Un callejón oscuro de un polígono en el que hemos dejado el coche.
¿Nos hemos confundido?
La figura de un hombre corpulento se acerca por la acera, se mete en la callejuela y desciende hasta una puerta a la que llama.
Un instante de luz del interior corta la hora nocturna. Es allí.
Un par de coches aparcados entre las columnas de los bajos, el blanco neón de los aseos al fondo, un haz naranja tibio que da acceso definitivo al local. Entramos, dejamos cinco euros ante la mesa y pedimos una cerveza.
Al girar, sujetos a la lata, un escenario con instrumentos calientes de las pruebas de sonido. Esperan sorprendentemente quietos a los grupos que los harán vibrar.

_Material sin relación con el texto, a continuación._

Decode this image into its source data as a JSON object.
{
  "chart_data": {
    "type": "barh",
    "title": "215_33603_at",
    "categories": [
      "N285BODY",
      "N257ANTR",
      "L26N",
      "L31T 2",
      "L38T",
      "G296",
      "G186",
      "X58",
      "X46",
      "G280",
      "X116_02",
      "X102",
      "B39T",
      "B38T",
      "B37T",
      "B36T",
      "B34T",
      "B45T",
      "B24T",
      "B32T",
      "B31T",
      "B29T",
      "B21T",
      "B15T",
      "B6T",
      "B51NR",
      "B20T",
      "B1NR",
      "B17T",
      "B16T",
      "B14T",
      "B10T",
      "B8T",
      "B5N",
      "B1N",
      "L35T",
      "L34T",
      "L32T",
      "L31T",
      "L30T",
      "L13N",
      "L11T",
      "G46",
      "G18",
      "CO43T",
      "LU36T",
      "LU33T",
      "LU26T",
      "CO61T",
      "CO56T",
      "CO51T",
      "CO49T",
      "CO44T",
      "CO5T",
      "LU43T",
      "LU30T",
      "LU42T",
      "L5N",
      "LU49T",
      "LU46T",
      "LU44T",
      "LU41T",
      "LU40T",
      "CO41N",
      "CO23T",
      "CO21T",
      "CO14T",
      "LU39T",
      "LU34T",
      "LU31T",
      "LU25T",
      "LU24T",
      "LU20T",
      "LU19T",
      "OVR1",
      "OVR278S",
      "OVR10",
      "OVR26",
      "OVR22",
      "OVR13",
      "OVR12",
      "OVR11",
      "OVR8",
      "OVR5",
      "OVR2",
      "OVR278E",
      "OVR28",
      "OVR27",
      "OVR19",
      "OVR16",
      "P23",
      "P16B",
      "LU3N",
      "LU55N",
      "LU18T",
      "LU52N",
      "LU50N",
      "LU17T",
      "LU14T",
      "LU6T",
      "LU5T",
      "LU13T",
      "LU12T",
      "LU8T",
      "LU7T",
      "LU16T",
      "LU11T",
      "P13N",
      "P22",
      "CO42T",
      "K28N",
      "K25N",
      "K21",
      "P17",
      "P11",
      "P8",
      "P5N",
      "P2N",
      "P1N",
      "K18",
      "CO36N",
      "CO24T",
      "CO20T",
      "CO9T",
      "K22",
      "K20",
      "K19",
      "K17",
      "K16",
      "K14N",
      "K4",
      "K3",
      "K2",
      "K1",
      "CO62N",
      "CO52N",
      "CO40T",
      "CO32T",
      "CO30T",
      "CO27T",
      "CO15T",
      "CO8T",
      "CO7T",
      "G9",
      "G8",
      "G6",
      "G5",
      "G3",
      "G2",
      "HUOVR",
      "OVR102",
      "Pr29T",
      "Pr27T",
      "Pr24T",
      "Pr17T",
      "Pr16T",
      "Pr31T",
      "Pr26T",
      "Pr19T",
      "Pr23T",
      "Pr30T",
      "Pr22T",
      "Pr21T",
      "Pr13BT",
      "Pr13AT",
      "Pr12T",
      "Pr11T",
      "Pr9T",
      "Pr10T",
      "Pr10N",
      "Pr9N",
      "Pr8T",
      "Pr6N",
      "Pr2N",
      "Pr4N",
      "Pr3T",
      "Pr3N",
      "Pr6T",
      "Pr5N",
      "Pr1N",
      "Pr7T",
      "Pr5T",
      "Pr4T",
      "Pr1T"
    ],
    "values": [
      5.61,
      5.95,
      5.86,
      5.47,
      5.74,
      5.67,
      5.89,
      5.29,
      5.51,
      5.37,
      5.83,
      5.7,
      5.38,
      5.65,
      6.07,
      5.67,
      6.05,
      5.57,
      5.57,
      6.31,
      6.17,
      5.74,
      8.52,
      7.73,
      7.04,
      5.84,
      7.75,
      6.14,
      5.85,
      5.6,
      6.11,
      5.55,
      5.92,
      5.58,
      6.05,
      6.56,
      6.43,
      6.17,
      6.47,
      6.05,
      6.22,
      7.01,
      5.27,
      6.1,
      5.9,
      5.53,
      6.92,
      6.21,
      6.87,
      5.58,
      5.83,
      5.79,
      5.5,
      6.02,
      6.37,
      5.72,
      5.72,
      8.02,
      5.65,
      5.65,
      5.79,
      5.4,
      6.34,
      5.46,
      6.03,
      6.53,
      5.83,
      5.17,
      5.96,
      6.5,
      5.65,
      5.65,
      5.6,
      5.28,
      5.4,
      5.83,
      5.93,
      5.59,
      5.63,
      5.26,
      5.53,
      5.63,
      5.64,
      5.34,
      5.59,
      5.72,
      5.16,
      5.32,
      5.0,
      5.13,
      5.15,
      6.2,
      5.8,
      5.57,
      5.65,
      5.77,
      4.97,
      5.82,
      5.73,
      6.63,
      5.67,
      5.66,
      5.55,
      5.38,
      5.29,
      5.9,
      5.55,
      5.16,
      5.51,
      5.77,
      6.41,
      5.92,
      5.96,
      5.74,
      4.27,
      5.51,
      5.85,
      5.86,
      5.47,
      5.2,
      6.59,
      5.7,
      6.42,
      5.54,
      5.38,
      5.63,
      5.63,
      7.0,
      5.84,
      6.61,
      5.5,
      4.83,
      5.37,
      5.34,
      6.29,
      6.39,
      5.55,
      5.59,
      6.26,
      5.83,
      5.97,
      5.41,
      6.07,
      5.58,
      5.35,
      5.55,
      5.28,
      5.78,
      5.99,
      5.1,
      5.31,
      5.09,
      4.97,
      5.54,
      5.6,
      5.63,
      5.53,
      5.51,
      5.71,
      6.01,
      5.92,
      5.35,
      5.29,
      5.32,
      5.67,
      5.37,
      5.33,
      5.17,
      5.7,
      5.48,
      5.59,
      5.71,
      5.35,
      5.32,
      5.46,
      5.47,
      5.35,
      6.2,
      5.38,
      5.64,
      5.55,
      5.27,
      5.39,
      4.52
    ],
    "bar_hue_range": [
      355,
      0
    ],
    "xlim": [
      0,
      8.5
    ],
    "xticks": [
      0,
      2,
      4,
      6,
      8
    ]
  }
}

Arrancan las guitarras eléctricas en manos de un chico y una chica. Ella toca hacia su compañero, luego, con el paso del concierto, casi da la espalda al auditorio. Los acordes rockeros contrastan con el ligero balanceo sobre una y otra de sus largas piernas, la expresión facial de una niña relajada, atenta a una visión interior fascinante, parece. Alguna vez eleva la mirada del avance de sus dedos por el mástil de la guitarra hacia su compañero. Lo único que desvela el esfuerzo continuado de tocar es la respiración agitada que hace oscilar un mechón sobre su cara.
Los asistentes, en pie, se mueven al son de la música. Su presencia, atenta, es más ferviente y contemplativa que las que aprecio en un auditorio con música clásica.
Son lectores respetuosos de los acordes, de los sonidos encrespados ante los que, al entrar, nos han señalado un bote de cristal donde se amontonan provisiones de algodón protectores de tímpanos, por si los queremos usar.
Ya los Cataplausia ocupan el escenario.
Más allá de su habilidad con guitarra eléctrica, bajo o batería, que te hace pensar en sus horas de estudio y dedicación, clásica, solfeo, improvisación -si, acabas de saber que la improvisación también es aprendible, y que algunos de los miembros de la banda han tomado clases de esa disciplina: improvisar-, lo que se extiende es una corriente compacta por la sala.
Josep Martí, Pasto, el líder de la banda, es una representación escueta, contenida, nervuda, del rock, contención de la que pronto se libera para dar más.
El que parece un eterno adolescente fibroso embutido en vaqueros y camisa desprendida de la cintura, se une al instrumento como a otro miembro añadido de su cuerpo: piernas, brazos, bajo eléctrico, plantas del pie con los que danza en un ritmo misterioso solo por él percibido, aupado en las composiciones de Metacrit, su último disco.
Confluyen con él, respiran a dúo, luego a tres, en ese hilo de acordes que le une al batería y al guitarrista que le flanquean. Dejarse llevar por los solos de unos dedos virtuosos frenéticos sobre las cuerdas: planean, se alzan, aplastan, se despegan, vuelan, arrasan… es inevitable.
Las canciones de Cataplausia, grupo de rock catalán, no tienen incumbencia con el idioma en que son expresadas. Lo que lanzan gargantas y manos y dedos y contorsiones son gritos de angustia, de duda, de éxtasis, en definitiva, de vida.
Yo me siento viva, en la noche madrileña, que me hace preguntarme cuántos locales palpitan esta noche en la ciudad, con música que se ofrece como deliciosas porciones de tiempo aquilatado para la experimentación, viva entre un grupo de jóvenes y menos jóvenes, eruditos del rock, que aplauden, vociferan y valoran el hecho musical que allí ocurre.
Entre las paredes insonorizadas trasciende del escenario la pasión de los músicos, la corriente que les une, el sentimiento de exponer lo que el ser humano, con la música es: un animal inquieto.
Gracias, Cataplausia, por la naturaleza de vuestro rock, traído por kilómetros de carretera en una jornada que os pone sobre un escenario de una sala de conciertos en un callejón de un polígono de Madrid. Y a las salas que existen, persisten y subsisten para hacer de las noches un aquelarre de innovación, frescura, riqueza… esencia de vida.
Leonor… ostia que siiiiiiiiiii! de tu mano al corazón pasando por Cataplausia… ahora mismo me tomo una birra y pongo el tocata a mil decibelios…¡gracias!